Senada dengan itu, Madin Asyaif menilai persoalan ini tidak bisa dilepaskan dari berbagai masalah agraria lainnya di Lampung, termasuk soal Hak Guna Usaha (HGU) PTPN 1 Regional 7 Unit Usaha Way Berulu.
“Kasus HGU PTPN 1 Regional 7 Way Berulu menjadi bukti bahwa transparansi di BPN Pesawaran dan Kanwil ATR/BPN Lampung sangat buruk. Hingga saat ini, mereka belum mampu menunjukkan peta persil yang seharusnya menjadi bagian tak terpisah kan dari SHGU, masak iya Sertifikat nggak ada peta nya. Ada dugaan kuat bahwa ini adalah hasil kongkalikong,” kata Madin.
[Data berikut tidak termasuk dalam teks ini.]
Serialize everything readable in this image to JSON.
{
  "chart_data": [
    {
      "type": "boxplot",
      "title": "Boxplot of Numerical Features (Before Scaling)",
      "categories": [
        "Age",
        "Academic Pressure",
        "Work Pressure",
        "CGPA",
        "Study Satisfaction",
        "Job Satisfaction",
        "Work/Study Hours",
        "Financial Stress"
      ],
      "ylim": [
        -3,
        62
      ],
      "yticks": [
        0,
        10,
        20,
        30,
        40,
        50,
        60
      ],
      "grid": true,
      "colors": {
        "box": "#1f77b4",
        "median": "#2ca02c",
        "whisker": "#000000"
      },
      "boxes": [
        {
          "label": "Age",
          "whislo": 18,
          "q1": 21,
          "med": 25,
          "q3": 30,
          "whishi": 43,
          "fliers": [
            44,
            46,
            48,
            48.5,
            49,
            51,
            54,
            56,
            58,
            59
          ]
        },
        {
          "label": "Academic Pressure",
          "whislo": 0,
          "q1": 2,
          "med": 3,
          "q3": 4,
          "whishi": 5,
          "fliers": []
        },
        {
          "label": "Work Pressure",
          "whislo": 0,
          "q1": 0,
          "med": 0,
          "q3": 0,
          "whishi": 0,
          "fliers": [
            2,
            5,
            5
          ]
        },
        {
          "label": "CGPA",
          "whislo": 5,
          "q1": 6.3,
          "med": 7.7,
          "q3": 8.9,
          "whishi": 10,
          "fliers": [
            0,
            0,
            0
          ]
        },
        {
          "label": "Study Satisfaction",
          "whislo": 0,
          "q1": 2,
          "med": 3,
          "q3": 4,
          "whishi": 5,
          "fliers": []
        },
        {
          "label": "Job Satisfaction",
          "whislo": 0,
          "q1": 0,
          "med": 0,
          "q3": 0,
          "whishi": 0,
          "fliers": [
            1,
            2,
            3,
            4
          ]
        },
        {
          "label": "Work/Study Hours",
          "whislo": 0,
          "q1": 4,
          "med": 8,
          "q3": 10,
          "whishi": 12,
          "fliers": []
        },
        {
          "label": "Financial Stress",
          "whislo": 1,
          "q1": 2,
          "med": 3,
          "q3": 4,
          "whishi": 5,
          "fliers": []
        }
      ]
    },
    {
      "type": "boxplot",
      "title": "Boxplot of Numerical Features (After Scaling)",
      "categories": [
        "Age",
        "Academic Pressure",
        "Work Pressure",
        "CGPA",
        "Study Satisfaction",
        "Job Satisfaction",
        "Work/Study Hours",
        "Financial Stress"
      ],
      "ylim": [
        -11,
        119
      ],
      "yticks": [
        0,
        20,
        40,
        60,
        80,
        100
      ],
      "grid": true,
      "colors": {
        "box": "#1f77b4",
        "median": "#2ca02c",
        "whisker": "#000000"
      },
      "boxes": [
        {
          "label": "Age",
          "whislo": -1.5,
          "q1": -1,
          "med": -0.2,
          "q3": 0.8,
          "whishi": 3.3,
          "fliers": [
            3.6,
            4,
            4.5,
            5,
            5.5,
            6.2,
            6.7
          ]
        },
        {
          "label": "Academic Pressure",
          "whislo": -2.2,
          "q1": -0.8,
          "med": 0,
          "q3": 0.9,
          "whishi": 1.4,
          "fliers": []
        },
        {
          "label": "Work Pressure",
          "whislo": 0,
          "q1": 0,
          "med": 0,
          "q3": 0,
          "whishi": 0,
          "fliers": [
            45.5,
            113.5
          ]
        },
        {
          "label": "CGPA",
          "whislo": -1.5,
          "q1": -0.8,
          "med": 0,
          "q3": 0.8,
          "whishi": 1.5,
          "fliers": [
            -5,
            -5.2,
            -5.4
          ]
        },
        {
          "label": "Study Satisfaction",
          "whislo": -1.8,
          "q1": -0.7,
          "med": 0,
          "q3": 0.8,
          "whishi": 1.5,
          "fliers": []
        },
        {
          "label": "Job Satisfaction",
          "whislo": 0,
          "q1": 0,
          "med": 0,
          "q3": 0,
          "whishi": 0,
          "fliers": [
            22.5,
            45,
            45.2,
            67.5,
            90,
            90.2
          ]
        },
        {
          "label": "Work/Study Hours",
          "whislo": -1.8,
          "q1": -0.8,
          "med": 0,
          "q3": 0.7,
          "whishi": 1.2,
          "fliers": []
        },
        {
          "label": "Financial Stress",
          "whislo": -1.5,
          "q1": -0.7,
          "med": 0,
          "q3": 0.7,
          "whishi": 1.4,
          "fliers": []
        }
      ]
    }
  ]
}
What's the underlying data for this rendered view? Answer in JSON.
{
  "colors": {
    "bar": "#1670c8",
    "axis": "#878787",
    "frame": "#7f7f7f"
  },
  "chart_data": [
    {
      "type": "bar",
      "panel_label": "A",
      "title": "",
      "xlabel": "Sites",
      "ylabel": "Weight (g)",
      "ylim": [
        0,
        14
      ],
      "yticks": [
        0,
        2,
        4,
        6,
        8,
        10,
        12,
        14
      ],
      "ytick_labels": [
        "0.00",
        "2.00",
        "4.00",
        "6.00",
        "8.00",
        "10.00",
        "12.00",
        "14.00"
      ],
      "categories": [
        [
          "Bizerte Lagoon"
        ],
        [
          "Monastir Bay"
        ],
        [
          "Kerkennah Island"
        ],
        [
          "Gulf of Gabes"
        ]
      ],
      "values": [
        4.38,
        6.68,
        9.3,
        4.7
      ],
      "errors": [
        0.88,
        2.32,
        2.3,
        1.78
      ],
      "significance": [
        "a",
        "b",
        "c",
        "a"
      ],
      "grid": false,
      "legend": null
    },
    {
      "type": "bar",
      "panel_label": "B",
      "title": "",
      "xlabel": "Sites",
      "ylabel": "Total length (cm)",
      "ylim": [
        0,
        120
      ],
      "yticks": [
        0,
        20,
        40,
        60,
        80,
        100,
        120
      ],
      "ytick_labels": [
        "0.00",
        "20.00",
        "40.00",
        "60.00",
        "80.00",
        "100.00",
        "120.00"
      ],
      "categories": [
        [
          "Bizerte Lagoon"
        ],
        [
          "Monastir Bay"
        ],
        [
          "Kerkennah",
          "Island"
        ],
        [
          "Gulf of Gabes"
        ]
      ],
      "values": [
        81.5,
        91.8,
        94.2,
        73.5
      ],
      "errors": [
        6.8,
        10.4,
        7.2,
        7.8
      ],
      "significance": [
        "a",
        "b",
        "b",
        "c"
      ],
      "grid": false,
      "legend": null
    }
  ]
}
Ia juga mengkritik Kepala BPN Pesawaran, Sri Rejeki, yang dinilainya sering tidak konsisten dalam menangani persoalan agraria. Menurut Madin, tindakan tegas perlu diambil untuk membenahi tata kelola pertanahan, baik di tingkat Kabupaten maupun Provinsi.
“Kinerja Sri Rejeki dan Kanwil ATR/BPN Lampung patut dipertanyakan, dipersoalkan dan dievakuasi Ini bukan hanya masalah administrasi, tetapi menyangkut kepercayaan publik terhadap institusi negara, yang terkesan tidak becus dalam tata kelola pertanahan” ujarnya.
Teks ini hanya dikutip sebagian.